Python数据分析基础（经济金融）

站长

2024年04月16日 16:12 · 阅读数 146

numpy

arrays操作

创建数组

sizes = (2, 3, 4)
x = np.zeros(sizes)

y = np.ones(sizes)

数组切片

x_1d = np.array([1, 2, 3])
print(x_1d[0])
print(x_1d[0:2])

x_2d = np.array([[1, 2, 3], [4, 5, 6], [7, 8, 9]])
print(x_2d[1, 1])
print(x_2d[1, :])

数组属性: .shape .dtype

x = np.array([[1, 2, 3], [4, 5, 6]])
print(x.shape)
rows, columns = x.shape

广播操作：
- Operations between an array and a single number.
- Operations between two arrays of the same shape.
其他一些函数：

x = np.linspace(0, 25, 10)
np.mean(x)
np.std(x)
np.max(x)
np.diff(x) #前后项比较
np.reshape(x, (5, 2))
np.eye(3)#返回的是一个二维2的数组(N,M)，对角线的地方为1，其余的地方为0.

#链接广播特性和特定的处理函数：
np.random.seed(42)
x = np.random.rand(10)
print(x)

def f(val):
    if val < 0.3:
        return "low"
    else:
        return "high"

print(f(0.1)) # scalar, no problem
# f(x) # array, fails since f() is scalar
f_vec = np.vectorize(f)
print(f_vec(x))

向量/矩阵操作

向量

在numpy中，一个向量即为一维数组。 numpy中的某些广播操作也是向量操作。
点积：np.dot(x, y) x @ y

矩阵

一个 N × M 矩阵可以被认为是一个由M个n元素的向量组成的集合，这些向量以列的形式并排堆叠。在numpy中，一个矩阵即为一个二维数组。

#两个向量堆叠，3 × 2 的矩阵。
x = np.array([[1, 2, 3], [4, 5, 6]])

矩阵乘法：(三种方式)np.dot(x, y) x @ y np.matmul(x, y)
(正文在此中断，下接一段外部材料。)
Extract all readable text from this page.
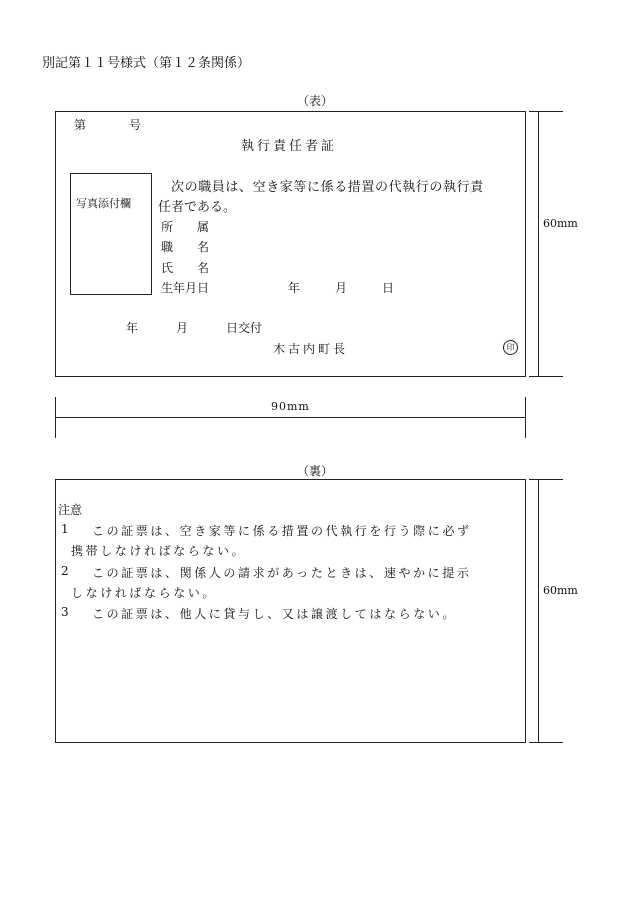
別記第１１号様式（第１２条関係）
（表）
第	号
執行責任者証
写真添付欄
次の職員は、空き家等に係る措置の代執行の執行責
任者である。
所　　属
職　　名
氏　　名
生年月日	年	月	日
年	月	日交付
木古内町長	印
60mm
90mm
（裏）
注意
1 この証票は、空き家等に係る措置の代執行を行う際に必ず
携帯しなければならない。
2 この証票は、関係人の請求があったときは、速やかに提示
しなければならない。
3 この証票は、他人に貸与し、又は譲渡してはならない。
60mm
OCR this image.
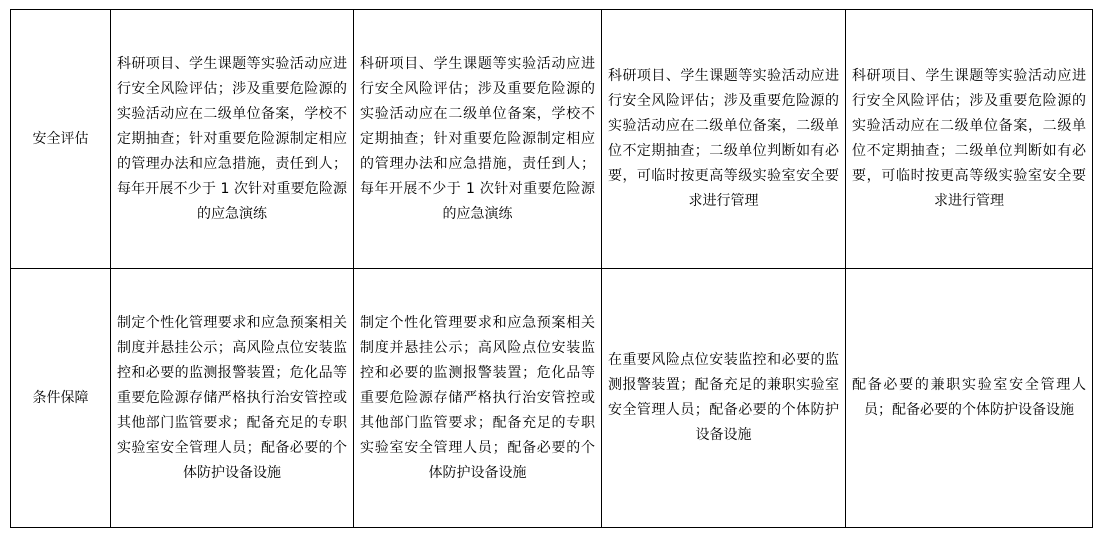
安全评估	科研项目、学生课题等实验活动应进行安全风险评估；涉及重要危险源的实验活动应在二级单位备案，学校不定期抽查；针对重要危险源制定相应的管理办法和应急措施，责任到人；每年开展不少于 1 次针对重要危险源的应急演练	科研项目、学生课题等实验活动应进行安全风险评估；涉及重要危险源的实验活动应在二级单位备案，学校不定期抽查；针对重要危险源制定相应的管理办法和应急措施，责任到人；每年开展不少于 1 次针对重要危险源的应急演练	科研项目、学生课题等实验活动应进行安全风险评估；涉及重要危险源的实验活动应在二级单位备案，二级单位不定期抽查；二级单位判断如有必要，可临时按更高等级实验室安全要求进行管理	科研项目、学生课题等实验活动应进行安全风险评估；涉及重要危险源的实验活动应在二级单位备案，二级单位不定期抽查；二级单位判断如有必要，可临时按更高等级实验室安全要求进行管理
条件保障	制定个性化管理要求和应急预案相关制度并悬挂公示；高风险点位安装监控和必要的监测报警装置；危化品等重要危险源存储严格执行治安管控或其他部门监管要求；配备充足的专职实验室安全管理人员；配备必要的个体防护设备设施	制定个性化管理要求和应急预案相关制度并悬挂公示；高风险点位安装监控和必要的监测报警装置；危化品等重要危险源存储严格执行治安管控或其他部门监管要求；配备充足的专职实验室安全管理人员；配备必要的个体防护设备设施	在重要风险点位安装监控和必要的监测报警装置；配备充足的兼职实验室安全管理人员；配备必要的个体防护设备设施	配备必要的兼职实验室安全管理人员；配备必要的个体防护设备设施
Matrix multiplication: Let v=x⋅yv = x \cdot yv=x⋅y then we can write vij=∑k=1Nxikykjv_{ij} = \sum_{k=1}^N x_{ik} y_{kj}vij=∑k=1Nxikykj where xijx_{ij}xij is notation that denotes the element found in the ith row and jth column of the matrix xxx.

转置：

x = np.array([[1, 2, 3], [4, 5, 6], [7, 8, 9]])
print(x.transpose())

单位矩阵: I = np.eye(3)
逆矩阵: np.linalg.inv(x)

A = np.array([[1, 2, 0], [3, 1, 0], [0, 1, 2]])
print(np.linalg.inv(A))

matplotlib

简单制图步骤

创建一个图形 Figure 和轴 Axis 对象，用于存储来自我们的图形的信息。
生成我们要绘制的数据。
传递数据，并通过调用plot方法在轴ax上绘制线形图。

# Step 1
fig, ax = plt.subplots()

# Step 2
x = np.linspace(0, 2*np.pi, 100)
y = np.sin(x)
#print(x, y)

# Step 3
ax.plot(x, y)

Figure 与 Axis 的区别

Figure 是整个画框，Axis 是画布，Figure 包含 Axis。这意味着可以在一个Figure中创建多个Axis。如下图所示：

# Specify the shape of the axes
fig, axes = plt.subplots(2, 3)

fig.set_facecolor("gray")

# Can choose hex colors
colors = ["#065535", "#89ecda", "#ffd1dc", "#ff0000", "#6897bb", "#9400d3"]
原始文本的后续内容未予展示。